Pospisil made this and other misrepresentations to Plaintiff as well as to
Stillwater. Plaintiff and Stillwater both relied on Pospisil’s
misrepresentations, including but not limited those regarding the cause of
scope of, and cost to repair the damage to Plaintiff’s Property, and Plaintiff
has been damaged as a result of such reliance.” (Id.)
(4) “Pospisil’s misrepresentations caused Stillwater to underpay Plaintiff on her
insurance claim and, as such, Plaintiff has not been able to properly and
completely repair the damages to Plaintiff’s property. This has caused
additional, further damage to Plaintiff’s property.” (Id.)
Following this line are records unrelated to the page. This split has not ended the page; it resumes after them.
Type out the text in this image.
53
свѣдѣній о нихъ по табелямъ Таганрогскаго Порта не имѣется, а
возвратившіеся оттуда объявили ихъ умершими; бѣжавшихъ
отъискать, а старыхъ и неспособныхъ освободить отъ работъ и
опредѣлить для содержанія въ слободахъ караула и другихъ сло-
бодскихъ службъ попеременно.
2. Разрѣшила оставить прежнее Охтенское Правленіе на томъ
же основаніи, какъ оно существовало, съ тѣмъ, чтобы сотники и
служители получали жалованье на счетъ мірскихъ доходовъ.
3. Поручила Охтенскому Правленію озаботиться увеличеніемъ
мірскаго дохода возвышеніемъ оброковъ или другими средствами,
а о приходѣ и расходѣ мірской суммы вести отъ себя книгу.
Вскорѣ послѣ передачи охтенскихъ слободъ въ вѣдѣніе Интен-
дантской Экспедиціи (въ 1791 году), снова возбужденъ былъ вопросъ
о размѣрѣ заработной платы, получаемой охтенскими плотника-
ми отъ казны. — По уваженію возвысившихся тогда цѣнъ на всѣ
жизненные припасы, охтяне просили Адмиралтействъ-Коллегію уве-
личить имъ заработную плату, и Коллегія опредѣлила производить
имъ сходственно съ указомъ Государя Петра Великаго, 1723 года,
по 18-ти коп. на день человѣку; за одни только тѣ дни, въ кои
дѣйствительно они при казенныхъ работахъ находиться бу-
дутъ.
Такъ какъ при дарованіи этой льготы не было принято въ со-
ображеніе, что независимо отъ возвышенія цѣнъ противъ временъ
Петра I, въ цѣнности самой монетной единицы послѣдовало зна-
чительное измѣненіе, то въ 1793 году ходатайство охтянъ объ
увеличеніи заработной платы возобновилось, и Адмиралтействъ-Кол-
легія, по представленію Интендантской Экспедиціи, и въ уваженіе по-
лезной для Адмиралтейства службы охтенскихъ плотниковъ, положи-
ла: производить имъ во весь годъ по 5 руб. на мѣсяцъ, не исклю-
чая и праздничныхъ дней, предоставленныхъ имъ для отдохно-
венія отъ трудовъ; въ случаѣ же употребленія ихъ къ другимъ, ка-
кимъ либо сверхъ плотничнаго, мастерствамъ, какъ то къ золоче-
(5) “Pospisil . . . advised Plaintiff as to how she could repair her Property so as
to prevent further damage to the Plaintiff’s Property. This advice was
negligent and false because it turns out Plaintiff could not properly repair her
Property and prevent future damage by following Pospisil’s advice.
Plaintiff’s Property has sustained further damages as a result.” (Id.)
(6) “Stillwater and Pospisil misrepresented that the damages caused by the wind
and hailstorm were below the policy deductible. However, Defendants’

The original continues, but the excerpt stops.